# What would eat a porcelain crab?



## EvaM (Oct 12, 2011)

*c/p*I have a 29 gal. mixed. Will a serpent Starfish eat a porcelain crab?


----------



## tike (Nov 10, 2008)

I know large ones will eat silversides so there is a possibility depending on how large the star is vs. how small the crab is.


----------



## EvaM (Oct 12, 2011)

Thanks foe the reply. I'm not sure how big the starfish is, but I have had it for more than A year. It was a hitched a ride on some live rock. So I really don't know how big it is. Oxide lose a spotted gobby to it. It stays in the same rock it hitched in. Is it possible the crabs molting.


----------



## Reefing Madness (Aug 12, 2011)

EvaM said:


> *c/p*I have a 29 gal. mixed. Will a serpent Starfish eat a porcelain crab?
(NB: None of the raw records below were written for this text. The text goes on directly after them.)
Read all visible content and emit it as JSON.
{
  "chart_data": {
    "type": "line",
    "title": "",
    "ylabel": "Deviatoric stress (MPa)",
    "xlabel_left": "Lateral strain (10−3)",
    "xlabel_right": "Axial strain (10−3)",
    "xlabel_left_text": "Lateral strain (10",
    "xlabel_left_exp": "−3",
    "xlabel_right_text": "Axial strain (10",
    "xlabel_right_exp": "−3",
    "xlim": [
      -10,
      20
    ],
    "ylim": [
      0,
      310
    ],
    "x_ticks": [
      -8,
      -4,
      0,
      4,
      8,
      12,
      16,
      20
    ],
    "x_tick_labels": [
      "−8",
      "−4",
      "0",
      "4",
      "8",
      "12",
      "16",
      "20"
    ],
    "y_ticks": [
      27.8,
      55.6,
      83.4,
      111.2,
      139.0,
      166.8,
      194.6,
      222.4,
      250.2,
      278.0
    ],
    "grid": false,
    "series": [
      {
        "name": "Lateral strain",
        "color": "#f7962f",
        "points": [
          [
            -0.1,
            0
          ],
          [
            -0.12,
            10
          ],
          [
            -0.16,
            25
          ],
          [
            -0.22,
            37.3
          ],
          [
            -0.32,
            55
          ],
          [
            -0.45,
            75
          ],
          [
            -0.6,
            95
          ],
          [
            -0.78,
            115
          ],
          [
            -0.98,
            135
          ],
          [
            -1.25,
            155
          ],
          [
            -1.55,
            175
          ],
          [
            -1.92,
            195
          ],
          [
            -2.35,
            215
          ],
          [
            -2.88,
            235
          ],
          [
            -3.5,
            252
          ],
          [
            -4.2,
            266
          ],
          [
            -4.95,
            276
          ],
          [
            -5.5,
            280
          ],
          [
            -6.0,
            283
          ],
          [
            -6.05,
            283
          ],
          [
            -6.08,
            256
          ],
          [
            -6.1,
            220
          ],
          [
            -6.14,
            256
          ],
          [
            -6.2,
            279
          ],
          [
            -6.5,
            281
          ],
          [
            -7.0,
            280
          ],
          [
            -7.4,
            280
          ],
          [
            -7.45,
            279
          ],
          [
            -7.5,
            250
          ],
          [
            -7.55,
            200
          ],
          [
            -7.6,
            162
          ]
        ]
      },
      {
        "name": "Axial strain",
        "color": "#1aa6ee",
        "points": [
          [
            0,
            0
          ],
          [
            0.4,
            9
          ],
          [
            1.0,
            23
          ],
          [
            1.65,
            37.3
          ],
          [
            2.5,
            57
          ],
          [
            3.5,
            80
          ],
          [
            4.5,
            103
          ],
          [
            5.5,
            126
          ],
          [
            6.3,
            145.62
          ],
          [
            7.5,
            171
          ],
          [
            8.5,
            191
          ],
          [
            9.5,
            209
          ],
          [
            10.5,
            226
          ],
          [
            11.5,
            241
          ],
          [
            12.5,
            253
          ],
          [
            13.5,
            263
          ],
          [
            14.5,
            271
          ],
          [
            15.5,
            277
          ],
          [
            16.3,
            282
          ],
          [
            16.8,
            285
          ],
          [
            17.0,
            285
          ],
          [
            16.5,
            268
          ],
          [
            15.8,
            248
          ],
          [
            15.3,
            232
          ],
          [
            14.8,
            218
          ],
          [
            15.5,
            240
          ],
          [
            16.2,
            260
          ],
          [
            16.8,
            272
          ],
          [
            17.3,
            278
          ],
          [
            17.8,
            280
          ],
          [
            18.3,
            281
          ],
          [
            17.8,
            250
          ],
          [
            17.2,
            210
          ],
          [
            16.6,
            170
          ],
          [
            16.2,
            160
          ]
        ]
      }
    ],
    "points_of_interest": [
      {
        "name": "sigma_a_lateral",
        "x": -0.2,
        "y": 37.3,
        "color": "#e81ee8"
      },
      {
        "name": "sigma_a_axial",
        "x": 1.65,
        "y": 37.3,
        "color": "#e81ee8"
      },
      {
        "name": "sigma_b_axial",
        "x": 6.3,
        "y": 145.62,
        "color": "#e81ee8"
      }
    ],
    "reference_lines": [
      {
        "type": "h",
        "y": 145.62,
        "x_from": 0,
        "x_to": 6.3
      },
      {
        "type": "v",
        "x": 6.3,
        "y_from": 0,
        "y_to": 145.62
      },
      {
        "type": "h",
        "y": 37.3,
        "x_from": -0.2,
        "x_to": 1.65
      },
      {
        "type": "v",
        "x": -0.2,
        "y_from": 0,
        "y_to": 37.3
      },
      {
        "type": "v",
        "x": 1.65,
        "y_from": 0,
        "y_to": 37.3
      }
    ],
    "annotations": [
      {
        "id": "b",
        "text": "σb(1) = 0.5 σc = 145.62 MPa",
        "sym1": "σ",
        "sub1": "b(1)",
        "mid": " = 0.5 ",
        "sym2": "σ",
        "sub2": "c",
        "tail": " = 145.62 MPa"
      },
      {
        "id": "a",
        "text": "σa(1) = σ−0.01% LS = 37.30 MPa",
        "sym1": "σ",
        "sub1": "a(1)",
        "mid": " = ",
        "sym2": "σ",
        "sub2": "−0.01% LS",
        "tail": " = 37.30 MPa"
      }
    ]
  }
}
Not likely. Your starfish isn't fast enough to catch the crab to start with.


----------



## Reefing Madness (Aug 12, 2011)

EvaM said:


> Thanks foe the reply. I'm not sure how big the starfish is, but I have had it for more than A year. It was a hitched a ride on some live rock. So I really don't know how big it is. Oxide lose a spotted gobby to it. It stays in the same rock it hitched in. Is it possible the crabs molting.


Yes, the crab does molt.


----------